Isaïe présente un tableau lamentable du comportement de certains prophètes qui disaient trouver dans l'ivresse le chemin de l'extase :

Is 28, 7 De même, prêtres et prophètes sont égarés par le vin, ils titubent sous l'effet de boissons fortes, la boisson les égare, le vin les engloutit, ils titubent sous l'effet des boissons fortes, ils s'égarent dans les visions, ils trébuchent en rendant leurs sentences. 8 Toutes les tables sont couvertes de vomissements infects : pas une place nette ! 9 Et ils disent : « Qui donc veut-il enseigner ? A qui veut-il expliquer ses révélations ? A des enfants à peine sevrés ? A des bébés qui viennent de quitter la mamelle ? 10 Il répète : Sawlasaw, sawlasaw, qawlaqaw, qawlaqaw, zeér sham, zeér sham. » 11 Eh bien oui, c'est un langage haché, c'est en langue étrangère que le Seigneur va parler à ce peuple.

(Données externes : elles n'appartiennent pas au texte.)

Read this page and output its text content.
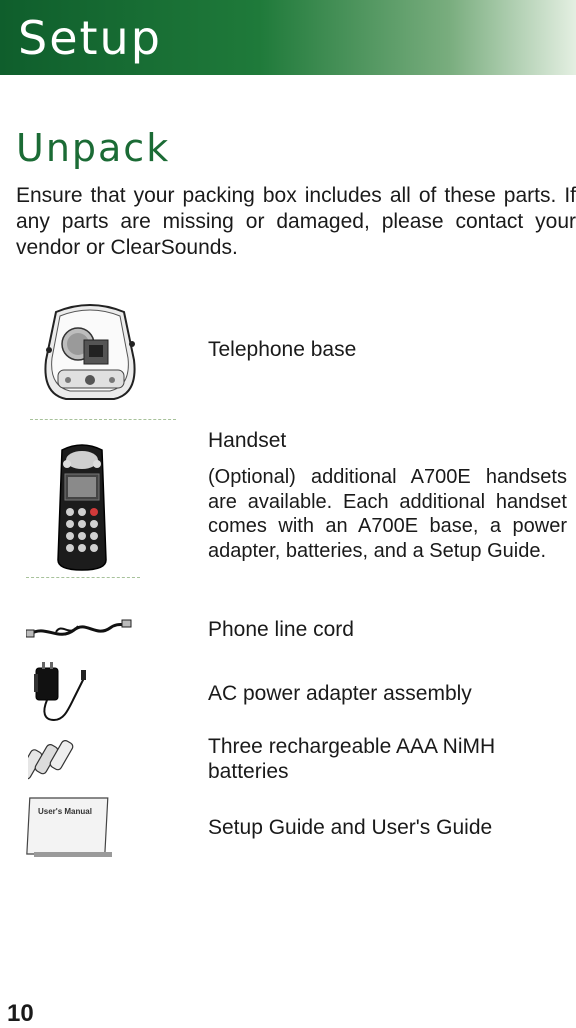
Setup
Unpack
Ensure that your packing box includes all of these parts. If any parts are missing or damaged, please contact your vendor or ClearSounds.
Telephone base
Handset
(Optional) additional A700E handsets are available. Each additional handset comes with an A700E base, a power adapter, batteries, and a Setup Guide.
Phone line cord
AC power adapter assembly
Three rechargeable AAA NiMH batteries
User's Manual
Setup Guide and User's Guide
10
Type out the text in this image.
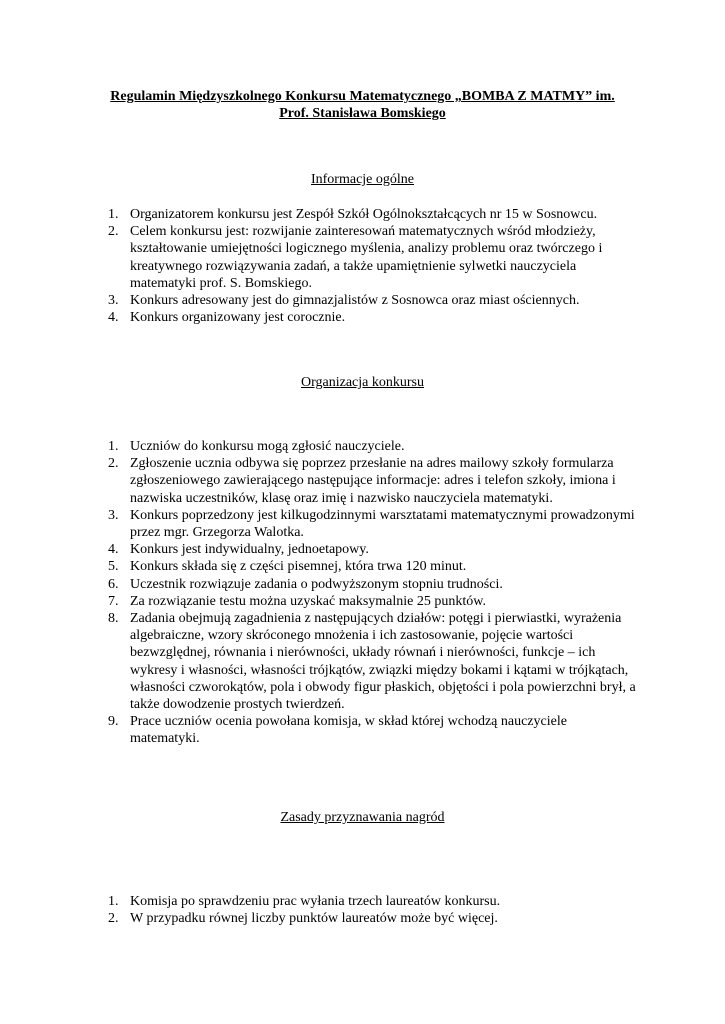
Regulamin Międzyszkolnego Konkursu Matematycznego „BOMBA Z MATMY” im.
Prof. Stanisława Bomskiego
Informacje ogólne
1. Organizatorem konkursu jest Zespół Szkół Ogólnokształcących nr 15 w Sosnowcu.
2. Celem konkursu jest: rozwijanie zainteresowań matematycznych wśród młodzieży, kształtowanie umiejętności logicznego myślenia, analizy problemu oraz twórczego i kreatywnego rozwiązywania zadań, a także upamiętnienie sylwetki nauczyciela matematyki prof. S. Bomskiego.
3. Konkurs adresowany jest do gimnazjalistów z Sosnowca oraz miast ościennych.
4. Konkurs organizowany jest corocznie.
Organizacja konkursu
1. Uczniów do konkursu mogą zgłosić nauczyciele.
2. Zgłoszenie ucznia odbywa się poprzez przesłanie na adres mailowy szkoły formularza zgłoszeniowego zawierającego następujące informacje: adres i telefon szkoły, imiona i nazwiska uczestników, klasę oraz imię i nazwisko nauczyciela matematyki.
3. Konkurs poprzedzony jest kilkugodzinnymi warsztatami matematycznymi prowadzonymi przez mgr. Grzegorza Walotka.
4. Konkurs jest indywidualny, jednoetapowy.
5. Konkurs składa się z części pisemnej, która trwa 120 minut.
6. Uczestnik rozwiązuje zadania o podwyższonym stopniu trudności.
7. Za rozwiązanie testu można uzyskać maksymalnie 25 punktów.
8. Zadania obejmują zagadnienia z następujących działów: potęgi i pierwiastki, wyrażenia algebraiczne, wzory skróconego mnożenia i ich zastosowanie, pojęcie wartości bezwzględnej, równania i nierówności, układy równań i nierówności, funkcje – ich wykresy i własności, własności trójkątów, związki między bokami i kątami w trójkątach, własności czworokątów, pola i obwody figur płaskich, objętości i pola powierzchni brył, a także dowodzenie prostych twierdzeń.
9. Prace uczniów ocenia powołana komisja, w skład której wchodzą nauczyciele matematyki.
Zasady przyznawania nagród
1. Komisja po sprawdzeniu prac wyłania trzech laureatów konkursu.
2. W przypadku równej liczby punktów laureatów może być więcej.
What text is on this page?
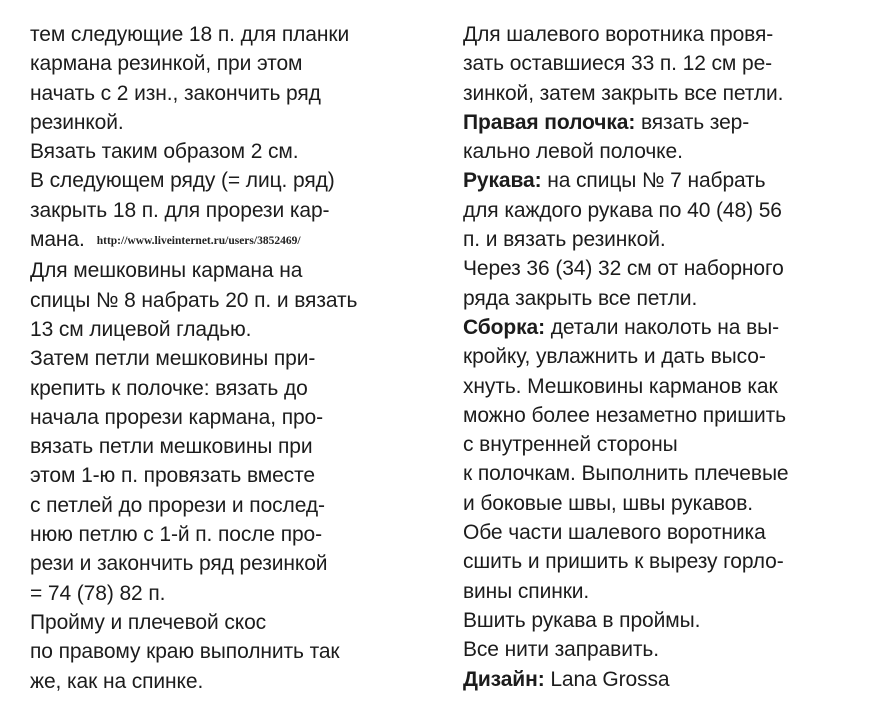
тем следующие 18 п. для планки
кармана резинкой, при этом
начать с 2 изн., закончить ряд
резинкой.
Вязать таким образом 2 см.
В следующем ряду (= лиц. ряд)
закрыть 18 п. для прорези кар-
мана. http://www.liveinternet.ru/users/3852469/
Для мешковины кармана на
спицы № 8 набрать 20 п. и вязать
13 см лицевой гладью.
Затем петли мешковины при-
крепить к полочке: вязать до
начала прорези кармана, про-
вязать петли мешковины при
этом 1-ю п. провязать вместе
с петлей до прорези и послед-
нюю петлю с 1-й п. после про-
рези и закончить ряд резинкой
= 74 (78) 82 п.
Пройму и плечевой скос
по правому краю выполнить так
же, как на спинке.
Для шалевого воротника провя-
зать оставшиеся 33 п. 12 см ре-
зинкой, затем закрыть все петли.
Правая полочка: вязать зер-
кально левой полочке.
Рукава: на спицы № 7 набрать
для каждого рукава по 40 (48) 56
п. и вязать резинкой.
Через 36 (34) 32 см от наборного
ряда закрыть все петли.
Сборка: детали наколоть на вы-
кройку, увлажнить и дать высо-
хнуть. Мешковины карманов как
можно более незаметно пришить
с внутренней стороны
к полочкам. Выполнить плечевые
и боковые швы, швы рукавов.
Обе части шалевого воротника
сшить и пришить к вырезу горло-
вины спинки.
Вшить рукава в проймы.
Все нити заправить.
Дизайн: Lana Grossa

L'auteur des Actes des Apôtres connaît, entre les années cinquante à quatre-vingts, le quolibet qui explique, par une consommation excessive de « vin doux », l'extase prophétique des « glossolales », ces gens qui « parlent en langues » (Ac 2, 13). Le quolibet ne serait pas colporté si, encore au début de notre ère, des prophètes, quelquefois, n'avaient donné prise à l'accusation d'ivresse.

Louis Monloubou, Cahiers Evangile 43, Les prophètes de l'Ancien Testament.

Ces différentes techniques sont progressivement dénoncées par Israël, parce qu’elles sont vaines et conduisent le peuple à la ruine.